There are many ways that a construction project can go pear-shd. Unforeseen events can substantially affect the ability of the parties involved to complete it within time and budget. There are two broad categories of events that may affect a construction project:
Physical events, for example:
- ·Natural disaster
- ·Accidental damage (eg. vandalism, construction collapse)
- ·Machine breakdown
Negligence, for example:
- ·Financial failure (eg. poor initial pricing, insolvency of a contracting party)
- ·Poor project management
- ·Errors by professionals (eg. design, engineering)
- ·Defective workmanship (eg. by contractors installing components)
Most events can be put into one of these categories, and all of them may lead to either time delays or increased costs, and often both. Many unforeseen events can be insured, but not all.
What’s the solution?
Absent structural reforms to the market to re-balance the risks taken on by construction firms, how can construction companies and contractors manage their risk better? One way is to insure this risk. There are a few different ways to do so, but fundamentally a contractor cannot insure their own failure to make money from a contract or be profitable. If they enter into a contract without adequate provision for costs they cannot insure this contractual error. However, contractors can protect themselves from the failure of a principal or head contractor, and head contractors can protect themselves from the costs associated with the non-performance of subcontractors.
Trade credit insurance
This effectively insures the company’s accounts receivable asset (ie. the money owed to it by customers) against non-payment. So, if the customer becomes insolvent or doesn’t pay for a protracted period the contractor can claim the cost of that bad debt from their trade credit insurer.
Bonds increasing their appeal
As bank bonds become tougher to secure and more costly, insurance-backed bonds are increasing in their appeal. With this type of bond the contractor pays a non-refundable premium to the bond provider (called a surety), who guarantees to pay if the bond is called upon by the principal.

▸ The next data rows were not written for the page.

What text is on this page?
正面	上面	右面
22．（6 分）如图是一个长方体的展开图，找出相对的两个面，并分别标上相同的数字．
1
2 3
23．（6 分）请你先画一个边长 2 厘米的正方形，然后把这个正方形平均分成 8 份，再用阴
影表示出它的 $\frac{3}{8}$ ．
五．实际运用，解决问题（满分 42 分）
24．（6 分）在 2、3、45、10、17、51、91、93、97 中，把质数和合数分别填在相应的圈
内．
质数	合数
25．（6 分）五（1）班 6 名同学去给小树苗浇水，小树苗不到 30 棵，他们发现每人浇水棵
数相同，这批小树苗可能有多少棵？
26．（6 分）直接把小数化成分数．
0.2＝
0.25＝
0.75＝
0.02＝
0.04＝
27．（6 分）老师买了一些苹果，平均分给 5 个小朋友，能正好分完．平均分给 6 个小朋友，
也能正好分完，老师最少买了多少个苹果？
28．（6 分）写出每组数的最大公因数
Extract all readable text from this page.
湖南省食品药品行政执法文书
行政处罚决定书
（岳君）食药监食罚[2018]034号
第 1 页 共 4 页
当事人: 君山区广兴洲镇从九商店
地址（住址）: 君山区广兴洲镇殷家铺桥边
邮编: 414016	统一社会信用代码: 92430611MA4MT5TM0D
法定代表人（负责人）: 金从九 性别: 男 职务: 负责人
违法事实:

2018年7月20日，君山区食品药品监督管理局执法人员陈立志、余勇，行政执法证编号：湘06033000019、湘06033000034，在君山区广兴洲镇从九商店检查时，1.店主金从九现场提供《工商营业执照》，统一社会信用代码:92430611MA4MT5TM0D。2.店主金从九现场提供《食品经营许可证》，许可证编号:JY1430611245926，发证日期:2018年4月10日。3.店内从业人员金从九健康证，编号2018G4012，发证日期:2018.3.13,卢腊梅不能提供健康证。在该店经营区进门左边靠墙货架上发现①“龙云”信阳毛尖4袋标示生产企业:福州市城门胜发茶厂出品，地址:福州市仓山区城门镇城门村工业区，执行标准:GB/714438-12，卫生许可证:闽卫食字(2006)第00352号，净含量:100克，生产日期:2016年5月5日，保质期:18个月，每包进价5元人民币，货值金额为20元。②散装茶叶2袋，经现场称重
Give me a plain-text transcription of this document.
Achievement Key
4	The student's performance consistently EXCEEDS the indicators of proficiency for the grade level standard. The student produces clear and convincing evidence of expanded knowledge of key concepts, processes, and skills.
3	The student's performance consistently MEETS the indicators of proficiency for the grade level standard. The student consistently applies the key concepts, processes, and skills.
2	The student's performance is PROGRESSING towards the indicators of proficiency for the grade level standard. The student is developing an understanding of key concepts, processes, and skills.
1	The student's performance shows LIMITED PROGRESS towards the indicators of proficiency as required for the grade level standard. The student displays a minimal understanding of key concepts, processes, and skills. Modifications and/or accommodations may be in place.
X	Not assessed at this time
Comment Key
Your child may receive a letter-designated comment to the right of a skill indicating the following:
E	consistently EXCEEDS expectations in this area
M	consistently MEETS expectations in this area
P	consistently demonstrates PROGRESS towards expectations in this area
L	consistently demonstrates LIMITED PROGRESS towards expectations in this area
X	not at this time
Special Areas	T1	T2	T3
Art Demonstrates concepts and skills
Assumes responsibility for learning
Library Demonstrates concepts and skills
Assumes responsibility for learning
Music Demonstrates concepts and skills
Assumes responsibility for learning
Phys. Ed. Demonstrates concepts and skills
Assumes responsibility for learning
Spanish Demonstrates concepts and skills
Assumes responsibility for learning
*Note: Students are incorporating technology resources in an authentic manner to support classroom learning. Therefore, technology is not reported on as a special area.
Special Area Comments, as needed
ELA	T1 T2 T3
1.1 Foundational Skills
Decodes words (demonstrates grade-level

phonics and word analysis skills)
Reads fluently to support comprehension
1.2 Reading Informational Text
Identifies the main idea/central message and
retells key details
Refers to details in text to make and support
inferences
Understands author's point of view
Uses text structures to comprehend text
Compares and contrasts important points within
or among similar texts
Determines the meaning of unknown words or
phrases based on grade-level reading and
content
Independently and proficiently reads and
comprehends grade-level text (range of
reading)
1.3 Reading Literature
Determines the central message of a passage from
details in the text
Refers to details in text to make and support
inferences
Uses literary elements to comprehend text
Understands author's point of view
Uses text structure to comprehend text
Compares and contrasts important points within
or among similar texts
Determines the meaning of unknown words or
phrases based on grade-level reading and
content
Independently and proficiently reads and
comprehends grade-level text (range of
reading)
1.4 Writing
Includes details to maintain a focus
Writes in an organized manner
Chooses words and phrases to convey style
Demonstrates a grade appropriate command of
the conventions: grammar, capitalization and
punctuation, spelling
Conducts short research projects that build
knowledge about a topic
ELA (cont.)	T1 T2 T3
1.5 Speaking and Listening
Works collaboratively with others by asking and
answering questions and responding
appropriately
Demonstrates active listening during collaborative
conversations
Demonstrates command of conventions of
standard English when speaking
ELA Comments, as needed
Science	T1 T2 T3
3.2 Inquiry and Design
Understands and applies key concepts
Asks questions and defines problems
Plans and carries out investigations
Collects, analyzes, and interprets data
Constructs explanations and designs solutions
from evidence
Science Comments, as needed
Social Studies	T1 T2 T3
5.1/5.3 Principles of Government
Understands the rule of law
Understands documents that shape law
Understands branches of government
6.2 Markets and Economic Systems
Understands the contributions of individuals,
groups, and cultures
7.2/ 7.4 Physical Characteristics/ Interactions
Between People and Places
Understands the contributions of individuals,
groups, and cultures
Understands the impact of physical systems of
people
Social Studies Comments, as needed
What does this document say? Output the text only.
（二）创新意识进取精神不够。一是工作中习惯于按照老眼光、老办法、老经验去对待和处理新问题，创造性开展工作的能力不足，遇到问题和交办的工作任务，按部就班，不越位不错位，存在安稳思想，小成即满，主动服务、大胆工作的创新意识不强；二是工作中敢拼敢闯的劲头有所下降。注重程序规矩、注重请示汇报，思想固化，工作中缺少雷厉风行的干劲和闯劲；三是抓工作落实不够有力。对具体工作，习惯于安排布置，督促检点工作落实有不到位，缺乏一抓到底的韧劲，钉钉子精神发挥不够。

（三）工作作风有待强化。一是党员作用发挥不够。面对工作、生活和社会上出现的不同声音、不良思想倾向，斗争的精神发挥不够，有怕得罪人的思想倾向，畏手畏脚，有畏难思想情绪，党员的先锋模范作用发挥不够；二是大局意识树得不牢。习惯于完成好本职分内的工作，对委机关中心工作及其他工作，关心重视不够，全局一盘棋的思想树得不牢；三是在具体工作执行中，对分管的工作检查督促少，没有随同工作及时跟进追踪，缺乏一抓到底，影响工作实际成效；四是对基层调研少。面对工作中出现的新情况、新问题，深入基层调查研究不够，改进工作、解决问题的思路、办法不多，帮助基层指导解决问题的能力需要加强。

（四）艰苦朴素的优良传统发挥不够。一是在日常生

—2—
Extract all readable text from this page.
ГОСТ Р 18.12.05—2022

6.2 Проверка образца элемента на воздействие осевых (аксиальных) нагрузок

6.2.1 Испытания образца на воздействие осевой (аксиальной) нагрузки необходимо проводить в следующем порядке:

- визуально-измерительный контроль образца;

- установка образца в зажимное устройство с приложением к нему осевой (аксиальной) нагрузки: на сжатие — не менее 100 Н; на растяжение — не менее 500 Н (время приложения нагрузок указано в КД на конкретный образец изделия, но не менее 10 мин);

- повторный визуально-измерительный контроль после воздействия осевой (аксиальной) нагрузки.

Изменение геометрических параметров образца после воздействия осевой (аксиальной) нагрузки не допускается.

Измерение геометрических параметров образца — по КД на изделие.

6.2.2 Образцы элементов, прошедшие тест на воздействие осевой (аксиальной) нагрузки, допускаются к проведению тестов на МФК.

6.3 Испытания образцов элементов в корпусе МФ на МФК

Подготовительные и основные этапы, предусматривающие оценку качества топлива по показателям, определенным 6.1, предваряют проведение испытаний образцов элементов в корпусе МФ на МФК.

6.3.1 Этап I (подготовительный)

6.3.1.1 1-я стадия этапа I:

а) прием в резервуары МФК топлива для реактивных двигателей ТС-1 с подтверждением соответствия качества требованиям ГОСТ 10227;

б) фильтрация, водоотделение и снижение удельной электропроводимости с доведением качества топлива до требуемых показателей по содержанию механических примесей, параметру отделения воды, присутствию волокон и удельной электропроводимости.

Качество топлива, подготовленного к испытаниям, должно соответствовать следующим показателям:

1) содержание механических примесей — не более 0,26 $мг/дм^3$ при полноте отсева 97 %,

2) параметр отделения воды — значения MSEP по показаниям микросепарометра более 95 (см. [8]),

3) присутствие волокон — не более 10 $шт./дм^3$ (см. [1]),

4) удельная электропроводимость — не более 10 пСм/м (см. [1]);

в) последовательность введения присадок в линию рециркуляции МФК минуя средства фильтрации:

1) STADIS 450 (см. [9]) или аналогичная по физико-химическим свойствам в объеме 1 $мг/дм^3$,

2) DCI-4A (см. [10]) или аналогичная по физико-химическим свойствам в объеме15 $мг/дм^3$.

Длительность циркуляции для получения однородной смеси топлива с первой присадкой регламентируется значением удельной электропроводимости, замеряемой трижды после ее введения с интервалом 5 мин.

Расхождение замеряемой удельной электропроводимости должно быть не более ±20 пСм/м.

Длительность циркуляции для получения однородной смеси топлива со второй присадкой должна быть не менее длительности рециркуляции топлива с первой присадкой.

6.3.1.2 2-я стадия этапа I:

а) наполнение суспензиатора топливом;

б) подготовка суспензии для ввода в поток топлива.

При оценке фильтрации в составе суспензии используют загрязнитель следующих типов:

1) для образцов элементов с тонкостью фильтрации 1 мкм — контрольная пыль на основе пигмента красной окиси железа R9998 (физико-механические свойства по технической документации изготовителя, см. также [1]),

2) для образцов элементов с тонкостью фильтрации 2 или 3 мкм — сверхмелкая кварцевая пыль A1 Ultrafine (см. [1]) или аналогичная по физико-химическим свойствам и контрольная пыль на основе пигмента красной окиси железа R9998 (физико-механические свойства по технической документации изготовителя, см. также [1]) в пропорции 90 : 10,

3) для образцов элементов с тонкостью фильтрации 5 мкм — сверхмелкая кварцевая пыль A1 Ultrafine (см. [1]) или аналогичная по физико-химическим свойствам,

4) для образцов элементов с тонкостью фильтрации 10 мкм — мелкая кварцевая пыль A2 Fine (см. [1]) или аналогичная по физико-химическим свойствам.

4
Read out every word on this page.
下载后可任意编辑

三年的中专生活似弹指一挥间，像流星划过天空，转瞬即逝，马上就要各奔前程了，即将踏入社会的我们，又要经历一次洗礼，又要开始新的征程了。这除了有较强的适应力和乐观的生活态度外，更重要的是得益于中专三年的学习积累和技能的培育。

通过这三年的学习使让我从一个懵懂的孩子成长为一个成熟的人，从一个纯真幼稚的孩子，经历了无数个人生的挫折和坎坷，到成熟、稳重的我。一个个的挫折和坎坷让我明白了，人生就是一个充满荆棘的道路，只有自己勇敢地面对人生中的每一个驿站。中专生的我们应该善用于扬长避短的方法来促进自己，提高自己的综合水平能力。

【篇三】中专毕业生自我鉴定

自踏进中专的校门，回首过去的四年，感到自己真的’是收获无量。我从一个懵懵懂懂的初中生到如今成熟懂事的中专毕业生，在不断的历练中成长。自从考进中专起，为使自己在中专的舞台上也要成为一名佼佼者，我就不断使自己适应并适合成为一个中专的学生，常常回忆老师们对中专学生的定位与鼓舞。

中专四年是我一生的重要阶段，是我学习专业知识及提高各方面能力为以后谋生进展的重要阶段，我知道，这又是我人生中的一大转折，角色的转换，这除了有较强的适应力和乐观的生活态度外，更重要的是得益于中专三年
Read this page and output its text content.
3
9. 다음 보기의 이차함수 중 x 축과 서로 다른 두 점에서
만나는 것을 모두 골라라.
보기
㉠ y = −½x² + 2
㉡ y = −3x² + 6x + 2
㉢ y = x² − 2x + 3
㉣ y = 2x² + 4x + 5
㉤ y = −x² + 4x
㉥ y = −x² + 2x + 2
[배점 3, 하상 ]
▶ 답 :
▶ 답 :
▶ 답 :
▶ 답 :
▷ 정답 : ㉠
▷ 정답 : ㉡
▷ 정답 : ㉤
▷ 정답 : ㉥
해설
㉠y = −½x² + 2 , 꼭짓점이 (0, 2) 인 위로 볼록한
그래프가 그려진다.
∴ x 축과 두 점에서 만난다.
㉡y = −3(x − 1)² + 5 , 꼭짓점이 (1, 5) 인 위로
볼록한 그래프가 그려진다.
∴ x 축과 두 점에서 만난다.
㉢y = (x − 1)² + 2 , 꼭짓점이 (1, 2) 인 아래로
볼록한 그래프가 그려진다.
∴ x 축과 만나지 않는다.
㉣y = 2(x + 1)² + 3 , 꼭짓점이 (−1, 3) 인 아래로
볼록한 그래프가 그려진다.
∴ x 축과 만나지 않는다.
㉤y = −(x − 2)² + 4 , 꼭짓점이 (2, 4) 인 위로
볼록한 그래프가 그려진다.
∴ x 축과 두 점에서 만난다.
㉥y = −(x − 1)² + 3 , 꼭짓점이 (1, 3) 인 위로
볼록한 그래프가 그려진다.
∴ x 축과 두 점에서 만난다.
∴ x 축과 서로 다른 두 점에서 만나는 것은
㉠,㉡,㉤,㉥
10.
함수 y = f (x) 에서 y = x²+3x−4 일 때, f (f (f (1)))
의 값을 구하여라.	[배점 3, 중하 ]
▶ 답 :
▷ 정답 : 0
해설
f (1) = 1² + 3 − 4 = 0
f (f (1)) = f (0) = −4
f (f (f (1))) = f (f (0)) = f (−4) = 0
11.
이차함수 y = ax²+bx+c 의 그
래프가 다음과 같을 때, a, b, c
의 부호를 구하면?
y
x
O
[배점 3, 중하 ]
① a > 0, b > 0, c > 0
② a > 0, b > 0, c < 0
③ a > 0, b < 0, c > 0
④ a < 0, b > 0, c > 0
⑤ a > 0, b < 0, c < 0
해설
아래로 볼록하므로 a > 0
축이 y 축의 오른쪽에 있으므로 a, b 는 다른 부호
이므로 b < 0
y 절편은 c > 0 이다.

Performance & subcontractor bonds
A performance bond protects a principal from the non-performance of their contractor. Whilst less common, the same can apply between a head contractor and their subcontractors. If the subcontractor defaults the head contractor can call on the bond to cover any extra costs that may result. This enables the work to continue without the head contractor having to absorb those unforeseen costs.
Many head contractors demand retentions from their subcontractors. Recent legislation requires this money to be held on trust. This means it can no longer be used as a source of cashflow as it must be held on the balance sheet as a liquid asset and subcontractors have the right to demand visibility of their retentions at any time.
Rather than sit on the cash, main contractors can apply for a bond to cover the value of the retentions they hold, thus freeing up the money to use as cashflow once again (as long as they can return it to the subcontractor when it’s due).
Subcontractors can also provide a bond instead of having this cash withheld from their invoices in the first place, improving their own cashflow and reducing the risk of losing this money if their head contractor gets into trouble.
However, contractors must demonstrate that they are well managed and in a sound financial position before bond providers will consider them. This can put insurance-backed bonds out of reach of smaller operators.
Westpac finance initiative
A condition of the Westpac finance initiative is that an insurance-backed completion warranty must be obtained. Our partner Builtin Insurance offers this cover and there is currently no cost to apply for the accreditation required to access it. Download the accreditation application online here.
In a nutshell
The fundamental issue of poor margins and the transfer of risk from one party to another within a contract can’t be fixed with insurance. However, trade credit insurance is a good option for contractors on large projects if there’s a risk of default by their principal or head contractor. Alongside this, insurance-backed bonds are becoming an increasingly common means of managing risk by all parties in the construction industry.